Ricardo Bezerra, diretor da Lopes Immobilis e idealizador do Flash Imobiliário, afirma que Fortaleza continua abaixo do seu potencial de valorização e pode iniciar um novo ciclo de alta nos preços dos imóveis nos próximos anos.

Os dados da última década reforçam a avaliação do especialista. Entre 2016 e 2025, o Valor Geral de Vendas (VGV) do mercado imobiliário cearense cresceu de R$ 1,7 bilhão para R$ 8,2 bilhões, enquanto o volume de unidades comercializadas saltou de 2.587 para 18.543. No mesmo período, o preço médio do metro quadrado passou de R$ 6 mil para R$ 8.016, avanço de cerca de 34%. A projeção do Flash Imobiliário para 2026 é de que o mercado atinja R$ 10 bilhões em vendas e lançamentos.

Para Bezerra, os números mostram que a expansão do setor ocorreu principalmente pelo aumento no número de vendas e lançamentos, e não apenas por elevação de preços. Entre 2016 e 2025, o número de unidades vendidas subiu mais de 617%, enquanto o VGV avançou aproximadamente 387% e o preço médio por metro quadrado teve alta de cerca de 34%.

“Eu sempre tenho dito que o mercado cearense está subprecificado. Em outras palavras, quem comprar imóveis na atualidade poderá estar fazendo um grande negócio.”
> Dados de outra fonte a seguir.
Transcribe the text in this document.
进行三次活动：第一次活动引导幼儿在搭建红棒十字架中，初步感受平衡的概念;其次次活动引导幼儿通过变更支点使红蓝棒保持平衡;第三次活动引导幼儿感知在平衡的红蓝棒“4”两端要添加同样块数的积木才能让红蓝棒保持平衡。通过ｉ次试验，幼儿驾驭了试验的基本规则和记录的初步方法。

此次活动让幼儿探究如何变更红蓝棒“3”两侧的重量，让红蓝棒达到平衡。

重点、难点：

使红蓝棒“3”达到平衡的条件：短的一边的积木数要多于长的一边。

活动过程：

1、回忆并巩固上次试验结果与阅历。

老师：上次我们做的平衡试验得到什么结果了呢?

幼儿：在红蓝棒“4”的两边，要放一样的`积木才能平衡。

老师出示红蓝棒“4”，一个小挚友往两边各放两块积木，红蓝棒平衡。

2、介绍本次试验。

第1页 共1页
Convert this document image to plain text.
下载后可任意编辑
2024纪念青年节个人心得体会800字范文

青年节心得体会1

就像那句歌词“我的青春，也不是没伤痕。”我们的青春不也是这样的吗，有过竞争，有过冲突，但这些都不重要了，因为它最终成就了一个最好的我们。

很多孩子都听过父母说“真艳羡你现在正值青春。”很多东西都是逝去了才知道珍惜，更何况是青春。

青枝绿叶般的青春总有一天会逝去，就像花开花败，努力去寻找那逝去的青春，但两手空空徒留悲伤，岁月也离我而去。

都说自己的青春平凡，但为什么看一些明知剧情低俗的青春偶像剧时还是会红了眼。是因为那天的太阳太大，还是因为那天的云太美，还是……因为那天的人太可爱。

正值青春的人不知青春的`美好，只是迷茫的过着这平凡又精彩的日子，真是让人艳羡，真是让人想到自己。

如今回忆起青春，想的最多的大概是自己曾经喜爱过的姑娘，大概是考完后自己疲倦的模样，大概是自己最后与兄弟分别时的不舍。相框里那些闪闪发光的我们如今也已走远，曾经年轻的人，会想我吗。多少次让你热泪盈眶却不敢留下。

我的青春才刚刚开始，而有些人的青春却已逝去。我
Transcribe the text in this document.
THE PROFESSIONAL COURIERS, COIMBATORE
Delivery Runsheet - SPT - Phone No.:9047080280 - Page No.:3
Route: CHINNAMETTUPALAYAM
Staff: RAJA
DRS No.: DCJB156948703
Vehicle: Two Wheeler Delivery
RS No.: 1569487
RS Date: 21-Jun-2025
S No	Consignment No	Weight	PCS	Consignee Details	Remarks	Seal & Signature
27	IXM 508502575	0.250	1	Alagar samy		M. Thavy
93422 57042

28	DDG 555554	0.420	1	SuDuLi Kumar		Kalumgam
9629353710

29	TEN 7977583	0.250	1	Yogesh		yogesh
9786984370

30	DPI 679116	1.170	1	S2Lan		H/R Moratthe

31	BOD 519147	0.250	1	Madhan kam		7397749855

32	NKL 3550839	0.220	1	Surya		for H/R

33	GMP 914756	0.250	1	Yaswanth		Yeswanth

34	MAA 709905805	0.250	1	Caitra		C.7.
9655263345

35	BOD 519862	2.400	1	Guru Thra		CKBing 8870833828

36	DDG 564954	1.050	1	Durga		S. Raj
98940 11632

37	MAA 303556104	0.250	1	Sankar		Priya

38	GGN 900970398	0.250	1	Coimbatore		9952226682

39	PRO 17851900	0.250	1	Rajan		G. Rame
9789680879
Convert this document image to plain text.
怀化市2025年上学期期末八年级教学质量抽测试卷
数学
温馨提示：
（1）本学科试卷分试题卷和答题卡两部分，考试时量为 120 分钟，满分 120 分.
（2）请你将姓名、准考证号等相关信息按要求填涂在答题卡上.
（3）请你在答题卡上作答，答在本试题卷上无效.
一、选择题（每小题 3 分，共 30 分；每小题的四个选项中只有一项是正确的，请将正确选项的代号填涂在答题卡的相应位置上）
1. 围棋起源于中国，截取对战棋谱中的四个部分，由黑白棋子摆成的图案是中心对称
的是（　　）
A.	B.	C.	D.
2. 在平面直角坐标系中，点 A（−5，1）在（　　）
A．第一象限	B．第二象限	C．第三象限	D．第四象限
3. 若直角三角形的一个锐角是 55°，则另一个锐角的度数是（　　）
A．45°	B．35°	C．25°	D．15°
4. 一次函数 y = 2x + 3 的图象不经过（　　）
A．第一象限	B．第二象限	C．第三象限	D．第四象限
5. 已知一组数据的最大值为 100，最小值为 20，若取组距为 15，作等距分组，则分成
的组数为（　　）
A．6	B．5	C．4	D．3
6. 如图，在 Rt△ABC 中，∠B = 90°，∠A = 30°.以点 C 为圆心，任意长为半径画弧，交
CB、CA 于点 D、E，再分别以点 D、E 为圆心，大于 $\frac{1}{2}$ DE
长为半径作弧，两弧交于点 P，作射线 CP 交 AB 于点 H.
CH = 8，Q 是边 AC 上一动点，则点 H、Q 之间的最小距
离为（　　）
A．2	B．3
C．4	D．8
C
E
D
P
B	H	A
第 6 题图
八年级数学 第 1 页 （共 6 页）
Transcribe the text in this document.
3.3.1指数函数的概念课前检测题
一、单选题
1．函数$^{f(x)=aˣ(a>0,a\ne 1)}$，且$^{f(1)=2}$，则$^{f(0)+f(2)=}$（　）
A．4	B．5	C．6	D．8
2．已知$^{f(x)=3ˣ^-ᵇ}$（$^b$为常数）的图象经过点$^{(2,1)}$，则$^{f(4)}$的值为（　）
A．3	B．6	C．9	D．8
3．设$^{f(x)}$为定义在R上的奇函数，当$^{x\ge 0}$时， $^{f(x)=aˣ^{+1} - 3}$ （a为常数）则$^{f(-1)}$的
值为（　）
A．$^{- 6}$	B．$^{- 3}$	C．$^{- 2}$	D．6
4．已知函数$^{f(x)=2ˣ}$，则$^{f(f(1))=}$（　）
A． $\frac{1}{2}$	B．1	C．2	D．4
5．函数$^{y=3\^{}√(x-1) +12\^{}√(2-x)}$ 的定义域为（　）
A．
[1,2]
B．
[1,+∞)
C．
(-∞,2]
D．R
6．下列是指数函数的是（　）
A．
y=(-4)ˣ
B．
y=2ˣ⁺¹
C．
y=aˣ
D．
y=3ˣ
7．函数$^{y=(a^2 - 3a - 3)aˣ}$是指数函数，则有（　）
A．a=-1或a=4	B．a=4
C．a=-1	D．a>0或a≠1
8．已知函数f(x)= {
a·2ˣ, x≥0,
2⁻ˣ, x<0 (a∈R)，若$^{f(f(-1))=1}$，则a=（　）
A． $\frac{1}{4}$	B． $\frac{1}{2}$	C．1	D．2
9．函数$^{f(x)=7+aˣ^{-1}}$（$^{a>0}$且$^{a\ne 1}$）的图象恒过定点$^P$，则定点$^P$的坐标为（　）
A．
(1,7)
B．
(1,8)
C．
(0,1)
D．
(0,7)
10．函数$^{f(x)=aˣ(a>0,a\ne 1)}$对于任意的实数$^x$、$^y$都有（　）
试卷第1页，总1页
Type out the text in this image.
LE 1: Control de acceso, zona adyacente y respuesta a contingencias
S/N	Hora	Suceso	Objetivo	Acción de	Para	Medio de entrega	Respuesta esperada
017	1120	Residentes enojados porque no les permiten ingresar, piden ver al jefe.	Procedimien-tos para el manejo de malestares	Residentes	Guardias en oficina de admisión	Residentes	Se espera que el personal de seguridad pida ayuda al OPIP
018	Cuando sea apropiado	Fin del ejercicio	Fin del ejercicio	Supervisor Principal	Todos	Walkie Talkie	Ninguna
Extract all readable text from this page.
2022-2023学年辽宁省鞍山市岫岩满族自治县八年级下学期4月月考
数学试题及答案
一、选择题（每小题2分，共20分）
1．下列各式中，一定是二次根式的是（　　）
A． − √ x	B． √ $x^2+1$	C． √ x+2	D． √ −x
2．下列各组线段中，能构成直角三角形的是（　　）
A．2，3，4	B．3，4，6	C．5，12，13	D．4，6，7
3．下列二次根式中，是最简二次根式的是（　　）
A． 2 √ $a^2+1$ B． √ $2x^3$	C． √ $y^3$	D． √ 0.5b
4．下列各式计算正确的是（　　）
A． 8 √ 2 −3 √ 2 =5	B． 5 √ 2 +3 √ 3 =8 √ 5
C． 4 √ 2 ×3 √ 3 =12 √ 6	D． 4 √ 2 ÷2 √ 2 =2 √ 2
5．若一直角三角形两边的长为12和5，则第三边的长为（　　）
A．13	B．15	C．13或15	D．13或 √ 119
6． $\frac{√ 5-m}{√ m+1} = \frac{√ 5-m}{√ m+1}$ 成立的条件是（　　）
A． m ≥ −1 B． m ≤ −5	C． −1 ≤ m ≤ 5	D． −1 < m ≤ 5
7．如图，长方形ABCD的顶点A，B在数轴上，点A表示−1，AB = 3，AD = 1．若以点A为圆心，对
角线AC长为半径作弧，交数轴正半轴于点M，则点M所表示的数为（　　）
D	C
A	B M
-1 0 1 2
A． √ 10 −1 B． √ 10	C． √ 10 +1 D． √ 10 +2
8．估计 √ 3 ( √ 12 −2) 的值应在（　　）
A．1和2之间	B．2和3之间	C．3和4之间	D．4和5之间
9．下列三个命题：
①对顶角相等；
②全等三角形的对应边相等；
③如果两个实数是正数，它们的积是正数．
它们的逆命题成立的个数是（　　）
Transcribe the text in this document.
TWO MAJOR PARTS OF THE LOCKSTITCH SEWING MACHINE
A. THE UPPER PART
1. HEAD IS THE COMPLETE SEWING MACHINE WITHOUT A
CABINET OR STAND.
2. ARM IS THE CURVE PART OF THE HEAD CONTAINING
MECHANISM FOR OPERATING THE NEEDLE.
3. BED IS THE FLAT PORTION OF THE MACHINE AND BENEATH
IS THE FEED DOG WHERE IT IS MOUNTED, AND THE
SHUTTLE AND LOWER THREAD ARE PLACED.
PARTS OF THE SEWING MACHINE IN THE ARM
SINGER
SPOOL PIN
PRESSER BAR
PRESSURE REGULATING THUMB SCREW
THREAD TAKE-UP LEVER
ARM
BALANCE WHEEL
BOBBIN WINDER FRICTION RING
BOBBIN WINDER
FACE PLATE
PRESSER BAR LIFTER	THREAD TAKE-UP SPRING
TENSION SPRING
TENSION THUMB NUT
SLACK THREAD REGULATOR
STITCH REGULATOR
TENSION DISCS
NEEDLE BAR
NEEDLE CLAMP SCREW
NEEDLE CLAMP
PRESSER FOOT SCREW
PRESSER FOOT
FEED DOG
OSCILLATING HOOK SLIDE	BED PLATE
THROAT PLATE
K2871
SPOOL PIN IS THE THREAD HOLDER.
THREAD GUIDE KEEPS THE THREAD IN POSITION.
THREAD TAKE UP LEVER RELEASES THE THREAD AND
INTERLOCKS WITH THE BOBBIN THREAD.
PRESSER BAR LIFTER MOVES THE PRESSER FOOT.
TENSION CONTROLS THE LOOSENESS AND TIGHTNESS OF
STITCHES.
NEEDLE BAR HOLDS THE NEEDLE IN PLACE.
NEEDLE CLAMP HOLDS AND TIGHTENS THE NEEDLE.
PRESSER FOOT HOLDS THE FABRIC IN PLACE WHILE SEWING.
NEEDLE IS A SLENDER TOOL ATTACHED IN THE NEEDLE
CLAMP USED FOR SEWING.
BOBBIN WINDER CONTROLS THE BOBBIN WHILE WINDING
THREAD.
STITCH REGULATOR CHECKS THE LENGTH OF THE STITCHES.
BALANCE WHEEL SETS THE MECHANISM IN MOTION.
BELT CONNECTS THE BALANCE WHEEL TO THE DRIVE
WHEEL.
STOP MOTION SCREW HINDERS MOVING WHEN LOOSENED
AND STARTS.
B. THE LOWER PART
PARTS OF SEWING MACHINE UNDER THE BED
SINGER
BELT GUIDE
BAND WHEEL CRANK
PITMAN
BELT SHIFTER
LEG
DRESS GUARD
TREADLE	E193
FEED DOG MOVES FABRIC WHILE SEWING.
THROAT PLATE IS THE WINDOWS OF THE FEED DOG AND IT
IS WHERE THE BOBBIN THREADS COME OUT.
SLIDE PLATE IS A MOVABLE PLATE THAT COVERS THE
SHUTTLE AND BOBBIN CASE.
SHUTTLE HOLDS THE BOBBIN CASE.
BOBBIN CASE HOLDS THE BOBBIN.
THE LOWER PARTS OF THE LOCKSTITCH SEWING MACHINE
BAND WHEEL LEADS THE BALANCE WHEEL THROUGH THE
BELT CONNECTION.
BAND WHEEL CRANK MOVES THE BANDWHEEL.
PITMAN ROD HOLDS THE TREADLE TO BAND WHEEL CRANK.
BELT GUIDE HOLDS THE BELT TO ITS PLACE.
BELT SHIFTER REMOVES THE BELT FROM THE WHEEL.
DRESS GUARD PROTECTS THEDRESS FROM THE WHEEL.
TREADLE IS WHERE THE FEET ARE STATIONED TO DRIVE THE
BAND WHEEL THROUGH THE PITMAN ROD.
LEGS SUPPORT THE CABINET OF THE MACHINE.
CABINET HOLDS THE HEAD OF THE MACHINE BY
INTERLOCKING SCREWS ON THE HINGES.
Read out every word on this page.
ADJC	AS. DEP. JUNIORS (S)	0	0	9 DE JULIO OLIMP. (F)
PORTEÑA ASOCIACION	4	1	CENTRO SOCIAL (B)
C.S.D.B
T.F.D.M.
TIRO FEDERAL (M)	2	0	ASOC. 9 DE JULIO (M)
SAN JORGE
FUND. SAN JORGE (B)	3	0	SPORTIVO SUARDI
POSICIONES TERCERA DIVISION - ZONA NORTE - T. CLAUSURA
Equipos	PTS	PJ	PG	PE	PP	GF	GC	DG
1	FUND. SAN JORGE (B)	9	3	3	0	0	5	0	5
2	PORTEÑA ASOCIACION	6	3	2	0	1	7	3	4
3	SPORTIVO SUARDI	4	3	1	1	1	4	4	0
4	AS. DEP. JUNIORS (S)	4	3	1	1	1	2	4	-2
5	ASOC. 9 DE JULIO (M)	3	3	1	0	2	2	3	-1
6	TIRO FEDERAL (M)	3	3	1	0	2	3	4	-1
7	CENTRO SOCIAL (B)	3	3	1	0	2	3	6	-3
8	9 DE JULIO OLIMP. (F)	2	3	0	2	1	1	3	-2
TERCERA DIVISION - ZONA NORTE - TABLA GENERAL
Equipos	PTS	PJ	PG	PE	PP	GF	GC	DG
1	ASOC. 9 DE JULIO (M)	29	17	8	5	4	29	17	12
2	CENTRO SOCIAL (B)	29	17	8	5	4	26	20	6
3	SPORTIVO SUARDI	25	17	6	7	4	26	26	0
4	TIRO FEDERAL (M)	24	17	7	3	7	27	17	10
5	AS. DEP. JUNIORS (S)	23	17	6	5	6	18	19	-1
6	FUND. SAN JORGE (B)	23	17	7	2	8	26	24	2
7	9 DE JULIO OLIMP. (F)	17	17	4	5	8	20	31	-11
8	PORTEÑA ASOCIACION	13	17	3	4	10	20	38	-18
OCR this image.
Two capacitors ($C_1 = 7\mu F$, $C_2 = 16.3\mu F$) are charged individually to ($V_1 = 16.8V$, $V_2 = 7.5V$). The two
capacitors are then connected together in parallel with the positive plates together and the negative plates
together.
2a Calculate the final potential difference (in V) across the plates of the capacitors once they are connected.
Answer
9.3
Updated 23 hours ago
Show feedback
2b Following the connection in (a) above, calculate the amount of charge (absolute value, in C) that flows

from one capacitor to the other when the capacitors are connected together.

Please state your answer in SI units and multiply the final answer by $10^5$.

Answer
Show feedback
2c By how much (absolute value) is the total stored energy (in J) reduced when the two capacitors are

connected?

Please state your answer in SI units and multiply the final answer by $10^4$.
Beira-Mar e comparação com São Paulo

Bezerra cita a Avenida Beira-Mar como exemplo da defasagem entre o valor do solo e o preço final dos imóveis. Segundo ele, terrenos na Beira-Mar podem chegar a cerca de R$ 100 mil por metro quadrado, enquanto apartamentos de alto padrão na região só agora começam a alcançar cerca de R$ 30 mil por metro quadrado.

“Temos um dos preços por metro quadrado de terrenos mais caros do país. Porém, o metro quadrado dos apartamentos da Beira-Mar somente agora chegou próximo dos R$ 30 mil.”

Como comparação, nos Jardins, em São Paulo, os terrenos custam aproximadamente metade do observado nas áreas mais valorizadas da Beira-Mar, mas apartamentos de alto padrão na capital paulista podem ultrapassar R$ 100 mil por metro quadrado. Para o executivo, essa diferença evidencia que Fortaleza ainda não equilibrou o valor do solo com o preço final dos imóveis.

“Repito: estamos subprecificados. Ainda há muito espaço para que os preços subam e atinjam o equilíbrio.”

Fortaleza ainda está subprecificada e pode ter novo ciclo de valorização imobiliária, diz Ricardo Bezerra

Imagem: Portal IN

Lançamentos, juros e o que observar

O aumento da oferta acompanhou a expansão da demanda: em 2016 o Ceará lançou 859 unidades; em 2025 foram 16.656 unidades, e a expectativa para 2026 é de cerca de 18 mil lançamentos. Esse movimento, na avaliação de especialistas, contribuiu para evitar uma pressão excessiva sobre os preços.

Bezerra aponta também que uma eventual redução da taxa básica de juros pode dar novo impulso ao mercado, ampliando a capacidade de compra das famílias e estimulando lançamentos.

“Esse ritmo de crescimento continuará numa crescente, não somente por conta da pujança que temos em Fortaleza, mas também por algo que certamente acontecerá e que tanto almejamos: a queda da taxa de juros nacional.”

Entre os fatores que investidores devem acompanhar nos próximos anos estão bairros com maior potencial de valorização, expansão de apartamentos compactos e studios, evolução dos aluguéis e da rentabilidade dos imóveis, mudanças no perfil dos compradores, crescimento da Região Metropolitana de Fortaleza, novos empreendimentos de uso misto e bairros planejados, além dos efeitos da eventual redução dos juros sobre o crédito imobiliário.

O conjunto de indicadores aponta que o crescimento do mercado imobiliário cearense foi sustentado por aumento da demanda, dos lançamentos e da atividade econômica, e não apenas pela valorização dos preços, o que, segundo Bezerra, pode representar uma oportunidade para investidores e compradores de longo prazo.